Opponents to the new law, which is being challenged in a case known as DelToro v. Polis, contend it violates the constitution.
“Because the Act attempts to govern and regulate arms-bearing conduct,” the 28-page complaint says, “the text of the Second Amendment is implicated, and there is no relevantly similar historical analogue from the time of the Founding that can be used to justify the Act’s provisions. Consequently, the Act is violative of the Second Amendment to the United States Constitution, as made applicable to the states by the Fourteenth Amendment.”
Supporters of purchase permit restrictions argue that research into gun-related violent crime supports their position. The 30-page study they offer as evidence was done by the Johns Hopkins Bloomberg School of Public Health’s Center for Gun Violence Prevention and the Consortium for Risk-Based Firearm Policy, with funding provided by the anti-gun Joyce Foundation.
Their document declares in its introduction, “In the United States someone is killed by a gun every 11 minutes,” completely ignoring the fact that these guns do not discharge by themselves. It requires the action of a person to do any of this killing. The report says “46,728 people died from firearm injuries in the United States in 2023, the third highest total number ever recorded, with a mortality rate of 13.7 per 100,000…In 2023 firearms were used in 7 out of 10 homicides and in 55% of all suicides in the country.”
But it lumps these numbers together as if to suggest all of these deaths are criminal acts.
Elsewhere in the report, it says “Firearm purchaser licensing (FPL) is a policy that enables states to require individuals to obtain a license before purchasing a firearm. The goal of such laws is to enhance public safety by ensuring that only eligible and responsible individuals can legally purchase firearms.”
Opponents argue this turns a constitutionally-protected right into a government-regulated privilege.
On Page 7 of the report, there is reference to opinion polls which argues, “The 2023 Johns Hopkins National Survey of Gun Policy shows that nationally, over 70% of adults support FPL laws, including over 60% of gun owners. Interestingly, support for FPL laws among gun owners is 18% higher in states with firearm licensing requirements than in states without these laws.
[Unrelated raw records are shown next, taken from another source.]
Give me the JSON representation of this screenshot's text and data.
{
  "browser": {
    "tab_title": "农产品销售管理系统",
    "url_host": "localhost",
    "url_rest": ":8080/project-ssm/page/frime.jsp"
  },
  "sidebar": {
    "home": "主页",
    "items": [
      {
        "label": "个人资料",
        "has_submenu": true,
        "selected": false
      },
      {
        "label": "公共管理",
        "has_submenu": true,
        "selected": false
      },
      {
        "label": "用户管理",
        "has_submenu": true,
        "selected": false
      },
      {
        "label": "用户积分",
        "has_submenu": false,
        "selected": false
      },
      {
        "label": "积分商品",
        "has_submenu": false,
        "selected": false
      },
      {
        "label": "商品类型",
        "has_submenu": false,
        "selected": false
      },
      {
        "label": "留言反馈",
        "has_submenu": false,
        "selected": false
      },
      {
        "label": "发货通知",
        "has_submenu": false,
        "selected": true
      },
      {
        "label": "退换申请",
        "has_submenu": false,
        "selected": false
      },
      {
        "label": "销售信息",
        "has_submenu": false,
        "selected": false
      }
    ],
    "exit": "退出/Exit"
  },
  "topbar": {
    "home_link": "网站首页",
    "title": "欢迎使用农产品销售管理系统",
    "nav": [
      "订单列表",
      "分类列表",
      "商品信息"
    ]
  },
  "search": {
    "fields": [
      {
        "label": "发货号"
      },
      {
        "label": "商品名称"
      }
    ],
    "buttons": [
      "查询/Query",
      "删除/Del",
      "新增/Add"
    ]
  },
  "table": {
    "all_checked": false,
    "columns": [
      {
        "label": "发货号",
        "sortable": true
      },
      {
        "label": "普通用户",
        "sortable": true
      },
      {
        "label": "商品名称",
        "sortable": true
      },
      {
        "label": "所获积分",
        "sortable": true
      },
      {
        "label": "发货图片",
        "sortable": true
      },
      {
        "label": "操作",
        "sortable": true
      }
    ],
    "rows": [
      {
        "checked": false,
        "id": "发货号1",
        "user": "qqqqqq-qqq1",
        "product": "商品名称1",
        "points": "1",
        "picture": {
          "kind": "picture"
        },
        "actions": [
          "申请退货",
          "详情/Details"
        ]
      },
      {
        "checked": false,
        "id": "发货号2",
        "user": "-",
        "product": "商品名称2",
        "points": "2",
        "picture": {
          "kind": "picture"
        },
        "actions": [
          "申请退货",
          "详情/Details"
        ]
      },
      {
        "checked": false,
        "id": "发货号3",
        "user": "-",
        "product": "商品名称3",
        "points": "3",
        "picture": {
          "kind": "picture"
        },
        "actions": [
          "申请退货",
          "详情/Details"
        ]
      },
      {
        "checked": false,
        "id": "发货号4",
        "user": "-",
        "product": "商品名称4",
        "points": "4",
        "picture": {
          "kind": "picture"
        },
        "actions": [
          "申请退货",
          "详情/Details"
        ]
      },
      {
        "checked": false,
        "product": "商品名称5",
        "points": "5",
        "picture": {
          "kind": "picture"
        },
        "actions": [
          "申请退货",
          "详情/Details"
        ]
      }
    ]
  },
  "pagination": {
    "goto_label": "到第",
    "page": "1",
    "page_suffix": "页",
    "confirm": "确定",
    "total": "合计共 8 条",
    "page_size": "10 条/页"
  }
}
This finding suggests that gun owners who have gone through the FPL process do not consider these laws to be particularly burdensome or onerous.”
Constitutional rights, say Second Amendment activists, cannot be subject to the whims of public opinion polls.
This law will be enacted against the backdrop of last month’s announcement by the U.S. Supreme Court that it will take up two cases challenging the constitutionality of semi-auto bans in Cook County, Illinois and the state of Connecticut.